Numerous over the counter medicines have nasty side-effects or can combine
with prescription drugs in dangerous ways. One example is aspirin; it's in
everybody's home medicine cabinet, and lots of folks take it like it's
candy. They shouldn't. If taken with anticoagulants (blood thinners),
aspirin can cause dangerous, excessive bleeding. It can also reduce the
effectiveness of arthritis drugs, like ibuprofen, naproxen, or sulindac.
Aspirin may interfere with beta-blockers, another class of drugs that treat
high blood pressure. Taken with diabetes drugs, aspirin can trigger sudden,
dangerous drops in blood glucose levels. It can also hamper the body's
ability to metabolize certain drugs, thereby increasing those drugs to
toxic levels in the body; included in this group are epilepsy drugs,
glaucoma drugs, and methotrexate (used to treat rheumatoid arthritis and
cancer). Gout medicine can be completely inactivated by just 700 mg of
aspirin (2-3 pills). And, of course, aspirin is just plain hard on your
stomach; it blocks prostaglandins that work to maintain the coating that
protects the lining of your digestive tract. Yet no one has suggested that
we give up our aspirin. Doctors even recommend that older people take one
aspirin a day to thin the blood and prevent a heart attack.
So, faced with the dangers of commonly used drugs, alternative therapies
seem mild in comparison, especially when weighed against the obvious needs
of people who can't be helped by western medicine.
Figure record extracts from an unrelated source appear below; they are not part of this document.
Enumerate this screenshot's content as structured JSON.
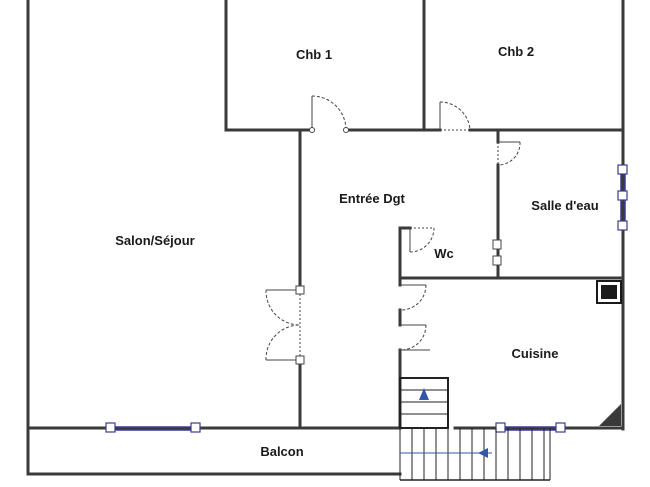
{
  "plan": {
    "rooms": [
      {
        "id": "chb1",
        "label": "Chb 1"
      },
      {
        "id": "chb2",
        "label": "Chb 2"
      },
      {
        "id": "entree",
        "label": "Entrée Dgt"
      },
      {
        "id": "salle-eau",
        "label": "Salle d'eau"
      },
      {
        "id": "salon",
        "label": "Salon/Séjour"
      },
      {
        "id": "wc",
        "label": "Wc"
      },
      {
        "id": "cuisine",
        "label": "Cuisine"
      },
      {
        "id": "balcon",
        "label": "Balcon"
      }
    ]
  },
  "colors": {
    "wall": "#3a3a3a",
    "window": "#3b3b8f",
    "door_swing": "#444444",
    "stair_arrow": "#3355aa",
    "duct": "#1a1a1a"
  }
}
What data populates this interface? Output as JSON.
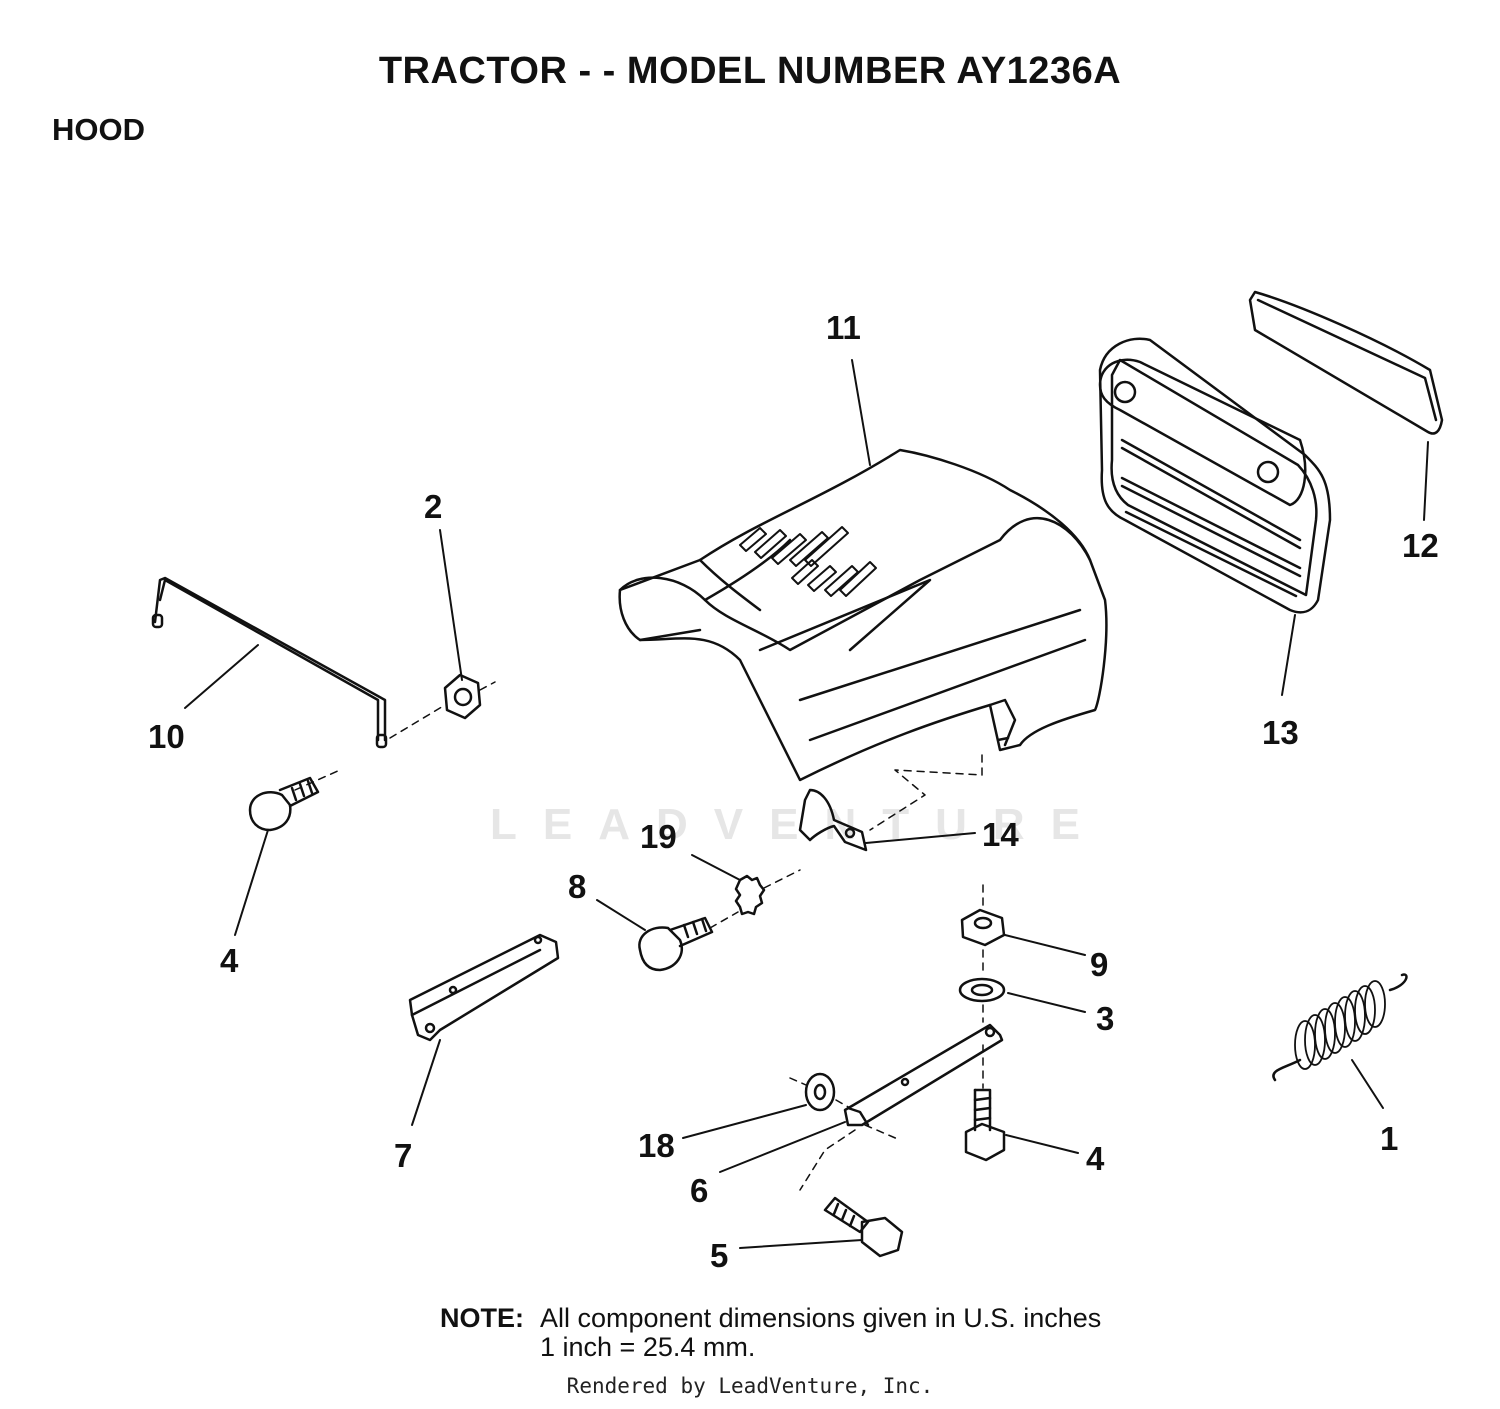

The solution is not to
exclude alternative therapies from the ever shrinking list of what
insurance companies will fund or what doctors will prescribe. Until we have
a healthcare system that eliminates the insurance companies and reduces or
eliminates the profit motive, doctors will continue to ignore alternative
treatments while fighting to preserve the few treatment options they have
now. And the way to make both allopathic and naturopathic medicines safer
is to start compiling a database of adverse drug reactions and
interactions--and include herbs, vitamins, and other supplements, too. No
private, for-profit entity will do it; the responsibility lies with us.